The University’s Center for Immunology discovered that virus-specific T cells, which are responsible for protecting the body against infections, are also found in tumors, according to a study released Feb. 4. The team plans to repurpose these T cells to fight tumors and eventually combine their research with existing treatments.
“This was … a sort of revolutionary change in how people treat cancer, in terms of using a person’s own immune system to attack tumors,” said CFI researcher David Masopust. “Putting those T cells to work for you, they’re wonderful killing machines, but they are just sitting there doing nothing. We found a way to turn them on against the tumor.”
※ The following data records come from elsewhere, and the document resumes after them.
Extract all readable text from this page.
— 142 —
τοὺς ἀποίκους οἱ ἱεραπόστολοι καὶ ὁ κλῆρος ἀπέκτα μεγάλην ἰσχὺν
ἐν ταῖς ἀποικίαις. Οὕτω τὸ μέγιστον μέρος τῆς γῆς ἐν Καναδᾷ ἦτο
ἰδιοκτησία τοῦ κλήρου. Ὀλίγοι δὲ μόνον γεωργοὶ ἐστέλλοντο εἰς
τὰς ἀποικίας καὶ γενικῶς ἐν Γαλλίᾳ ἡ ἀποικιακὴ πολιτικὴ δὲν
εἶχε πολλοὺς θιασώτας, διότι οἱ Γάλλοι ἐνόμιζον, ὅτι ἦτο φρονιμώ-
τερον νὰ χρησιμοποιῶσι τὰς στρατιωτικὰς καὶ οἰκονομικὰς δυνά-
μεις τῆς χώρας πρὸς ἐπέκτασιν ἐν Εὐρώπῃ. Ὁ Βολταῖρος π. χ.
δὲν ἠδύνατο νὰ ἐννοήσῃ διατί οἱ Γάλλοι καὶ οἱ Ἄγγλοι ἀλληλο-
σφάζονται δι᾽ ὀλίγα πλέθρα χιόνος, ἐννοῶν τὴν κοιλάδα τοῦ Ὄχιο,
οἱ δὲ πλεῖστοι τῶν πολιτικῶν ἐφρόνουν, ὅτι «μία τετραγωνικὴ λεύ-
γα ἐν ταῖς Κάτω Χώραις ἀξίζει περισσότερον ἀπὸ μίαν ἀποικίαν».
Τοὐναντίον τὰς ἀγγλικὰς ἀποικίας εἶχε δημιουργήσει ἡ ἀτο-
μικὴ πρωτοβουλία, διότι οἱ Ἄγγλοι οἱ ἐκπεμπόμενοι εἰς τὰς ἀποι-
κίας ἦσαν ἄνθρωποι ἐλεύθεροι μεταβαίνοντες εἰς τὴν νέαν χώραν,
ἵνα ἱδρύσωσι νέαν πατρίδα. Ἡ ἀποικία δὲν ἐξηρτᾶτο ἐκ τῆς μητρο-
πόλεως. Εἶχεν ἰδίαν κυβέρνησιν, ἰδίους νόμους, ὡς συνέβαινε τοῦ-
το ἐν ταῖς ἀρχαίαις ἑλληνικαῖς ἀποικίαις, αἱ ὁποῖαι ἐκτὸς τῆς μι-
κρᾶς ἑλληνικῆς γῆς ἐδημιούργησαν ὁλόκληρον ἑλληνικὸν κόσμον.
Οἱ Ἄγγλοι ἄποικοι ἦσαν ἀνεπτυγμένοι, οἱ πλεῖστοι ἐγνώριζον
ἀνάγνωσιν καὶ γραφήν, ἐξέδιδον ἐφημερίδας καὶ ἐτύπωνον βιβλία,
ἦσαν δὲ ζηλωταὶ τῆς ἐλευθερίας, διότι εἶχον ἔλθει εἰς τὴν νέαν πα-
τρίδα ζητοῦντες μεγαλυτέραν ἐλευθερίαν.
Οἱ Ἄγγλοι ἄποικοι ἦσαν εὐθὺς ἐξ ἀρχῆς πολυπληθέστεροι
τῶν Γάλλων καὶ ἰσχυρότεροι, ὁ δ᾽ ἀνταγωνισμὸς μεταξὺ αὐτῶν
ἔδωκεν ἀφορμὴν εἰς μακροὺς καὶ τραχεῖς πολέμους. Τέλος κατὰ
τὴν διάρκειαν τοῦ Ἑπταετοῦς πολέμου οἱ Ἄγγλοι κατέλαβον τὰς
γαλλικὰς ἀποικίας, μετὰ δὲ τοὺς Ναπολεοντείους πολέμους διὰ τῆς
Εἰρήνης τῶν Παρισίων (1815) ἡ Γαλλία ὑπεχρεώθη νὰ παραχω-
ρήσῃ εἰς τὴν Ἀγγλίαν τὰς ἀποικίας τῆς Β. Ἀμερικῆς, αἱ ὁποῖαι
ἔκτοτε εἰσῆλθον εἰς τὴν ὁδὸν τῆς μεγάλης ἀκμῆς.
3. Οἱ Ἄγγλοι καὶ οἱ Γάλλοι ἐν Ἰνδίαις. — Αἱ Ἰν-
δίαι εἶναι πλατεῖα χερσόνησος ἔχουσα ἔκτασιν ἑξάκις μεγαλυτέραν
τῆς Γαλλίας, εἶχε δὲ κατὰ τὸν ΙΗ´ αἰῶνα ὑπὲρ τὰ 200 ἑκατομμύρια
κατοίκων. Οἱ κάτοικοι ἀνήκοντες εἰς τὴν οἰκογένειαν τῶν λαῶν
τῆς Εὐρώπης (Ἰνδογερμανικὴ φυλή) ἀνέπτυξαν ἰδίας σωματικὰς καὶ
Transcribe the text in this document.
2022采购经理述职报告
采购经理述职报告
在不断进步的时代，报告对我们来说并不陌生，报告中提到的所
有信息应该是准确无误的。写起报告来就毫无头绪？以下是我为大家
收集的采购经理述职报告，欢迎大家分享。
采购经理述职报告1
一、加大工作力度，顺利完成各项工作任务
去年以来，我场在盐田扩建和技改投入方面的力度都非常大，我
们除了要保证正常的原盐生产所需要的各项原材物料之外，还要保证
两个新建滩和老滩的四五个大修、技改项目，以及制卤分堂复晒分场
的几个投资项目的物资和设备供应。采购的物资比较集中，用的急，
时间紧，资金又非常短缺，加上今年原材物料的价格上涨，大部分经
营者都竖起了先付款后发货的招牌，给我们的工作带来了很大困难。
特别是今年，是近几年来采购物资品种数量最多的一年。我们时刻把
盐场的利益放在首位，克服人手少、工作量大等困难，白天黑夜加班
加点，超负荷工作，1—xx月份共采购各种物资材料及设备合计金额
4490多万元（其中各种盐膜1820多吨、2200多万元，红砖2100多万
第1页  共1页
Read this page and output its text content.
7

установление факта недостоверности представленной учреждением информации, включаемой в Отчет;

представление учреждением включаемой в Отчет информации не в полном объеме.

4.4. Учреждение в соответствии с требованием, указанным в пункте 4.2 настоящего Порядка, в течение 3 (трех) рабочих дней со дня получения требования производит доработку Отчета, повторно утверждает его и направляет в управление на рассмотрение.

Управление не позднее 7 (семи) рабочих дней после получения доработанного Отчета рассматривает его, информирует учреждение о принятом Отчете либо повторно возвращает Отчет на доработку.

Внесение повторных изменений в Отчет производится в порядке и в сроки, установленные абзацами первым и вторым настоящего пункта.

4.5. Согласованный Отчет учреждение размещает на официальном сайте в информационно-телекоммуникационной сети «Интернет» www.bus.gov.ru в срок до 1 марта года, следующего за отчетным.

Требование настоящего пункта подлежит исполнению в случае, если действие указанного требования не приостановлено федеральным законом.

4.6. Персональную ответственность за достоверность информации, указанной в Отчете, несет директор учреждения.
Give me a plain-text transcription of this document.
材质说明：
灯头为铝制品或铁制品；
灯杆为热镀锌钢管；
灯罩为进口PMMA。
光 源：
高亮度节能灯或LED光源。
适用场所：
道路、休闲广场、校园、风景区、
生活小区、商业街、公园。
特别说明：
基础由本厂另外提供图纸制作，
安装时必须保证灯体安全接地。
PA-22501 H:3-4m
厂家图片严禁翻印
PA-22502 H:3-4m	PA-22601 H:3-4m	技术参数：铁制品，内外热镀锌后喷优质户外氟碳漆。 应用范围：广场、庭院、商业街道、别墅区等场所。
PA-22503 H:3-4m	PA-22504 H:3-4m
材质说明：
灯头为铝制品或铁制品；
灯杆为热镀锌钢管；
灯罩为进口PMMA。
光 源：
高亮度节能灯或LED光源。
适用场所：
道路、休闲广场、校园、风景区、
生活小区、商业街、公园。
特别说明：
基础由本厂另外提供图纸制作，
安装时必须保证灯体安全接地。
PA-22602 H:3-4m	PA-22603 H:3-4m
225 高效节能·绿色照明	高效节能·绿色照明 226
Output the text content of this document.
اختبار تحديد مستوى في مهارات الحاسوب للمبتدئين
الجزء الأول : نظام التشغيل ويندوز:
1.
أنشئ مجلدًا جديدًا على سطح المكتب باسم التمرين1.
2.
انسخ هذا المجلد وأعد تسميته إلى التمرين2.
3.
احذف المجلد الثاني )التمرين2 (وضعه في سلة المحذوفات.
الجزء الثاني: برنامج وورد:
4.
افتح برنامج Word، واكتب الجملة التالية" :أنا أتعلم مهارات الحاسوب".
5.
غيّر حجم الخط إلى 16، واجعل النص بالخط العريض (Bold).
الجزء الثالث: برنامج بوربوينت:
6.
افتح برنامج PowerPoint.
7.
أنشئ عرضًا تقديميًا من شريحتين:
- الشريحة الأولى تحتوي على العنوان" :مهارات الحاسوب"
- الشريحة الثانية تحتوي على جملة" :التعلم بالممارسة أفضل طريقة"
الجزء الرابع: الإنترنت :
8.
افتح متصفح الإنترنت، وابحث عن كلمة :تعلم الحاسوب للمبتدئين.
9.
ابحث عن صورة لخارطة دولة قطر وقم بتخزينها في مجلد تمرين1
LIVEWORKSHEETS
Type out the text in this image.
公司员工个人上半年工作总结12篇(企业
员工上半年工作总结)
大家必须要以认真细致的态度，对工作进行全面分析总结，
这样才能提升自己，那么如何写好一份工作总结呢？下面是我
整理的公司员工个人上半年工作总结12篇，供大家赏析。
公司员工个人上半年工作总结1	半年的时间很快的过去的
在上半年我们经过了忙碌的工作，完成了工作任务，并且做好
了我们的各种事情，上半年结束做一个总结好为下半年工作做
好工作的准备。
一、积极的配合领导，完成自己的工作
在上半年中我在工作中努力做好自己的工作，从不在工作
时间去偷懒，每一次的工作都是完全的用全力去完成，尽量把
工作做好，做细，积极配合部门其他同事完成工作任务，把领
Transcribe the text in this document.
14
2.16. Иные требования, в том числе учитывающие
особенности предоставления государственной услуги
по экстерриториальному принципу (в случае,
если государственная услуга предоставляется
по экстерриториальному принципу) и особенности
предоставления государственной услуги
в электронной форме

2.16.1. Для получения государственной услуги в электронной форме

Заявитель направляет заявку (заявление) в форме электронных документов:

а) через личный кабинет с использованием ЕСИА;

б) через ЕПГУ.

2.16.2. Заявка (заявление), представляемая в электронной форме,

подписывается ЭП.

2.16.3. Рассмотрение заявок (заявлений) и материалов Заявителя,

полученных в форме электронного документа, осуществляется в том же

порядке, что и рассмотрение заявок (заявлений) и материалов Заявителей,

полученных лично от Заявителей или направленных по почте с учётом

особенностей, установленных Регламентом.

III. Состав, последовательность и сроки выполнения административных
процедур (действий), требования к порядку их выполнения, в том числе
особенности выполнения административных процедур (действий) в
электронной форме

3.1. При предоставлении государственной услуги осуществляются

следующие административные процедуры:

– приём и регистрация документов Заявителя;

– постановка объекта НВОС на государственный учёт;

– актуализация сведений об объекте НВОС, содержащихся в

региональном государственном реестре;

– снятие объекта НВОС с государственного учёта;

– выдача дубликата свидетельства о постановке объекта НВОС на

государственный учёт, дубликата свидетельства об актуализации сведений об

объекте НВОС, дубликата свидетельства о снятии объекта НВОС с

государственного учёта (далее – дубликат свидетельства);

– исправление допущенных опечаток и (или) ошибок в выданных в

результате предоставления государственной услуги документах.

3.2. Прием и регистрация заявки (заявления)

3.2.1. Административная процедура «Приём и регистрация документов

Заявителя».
Existing immune system tumor treatments were critical in the study, Masopust said. His team discovered that the immune system organizes T cells within tumors, which goes against what was previously thought.
“People kind of just assumed all your immune cells in your tumor, most of them are involved in the tumor somehow or are tumor-specific,” said Pamela Rosato, a postdoctoral researcher in CFI. “We found, and other groups found, that there are these virus-specific T cells in human tumors, which I think is a big innovative step.”
The recent discovery found that virus-specific T cells can be used to locally attack different tumors throughout the body — repurposing them for tumor therapy and providing firm footing for their intended goal of human clinical trials.
“When we … got our first human patient sample, I did think we were on the right track and I did think we would see virus-specific T cells,” Rosato said. “But the magnitude at which we saw them was very surprising, it was kind of a jumping up and down moment … that was kind of an exciting outbreak.”
In the future, the researchers hope to work with experts in related fields to apply the study’s findings and have already been collaborating with specialists in brain and ovarian cancer.
“There have been clinical partners that helped with the study … they helped drive the experiment from models into the human data, so that’s been very helpful and made the data that much more relevant,” said Vaiva Vezys, a researcher in CFI.
Masopust said this project is part of a larger central theme of how the immune system surveys the body and how it handles protection.
“The nice thing about that theme is that it sort of crosses into diseases of inflammation, autoimmune [diseases], allergies, infectious diseases, vaccines,” Masopust said. “So even though we’re a very focused lab, the implications are broad.”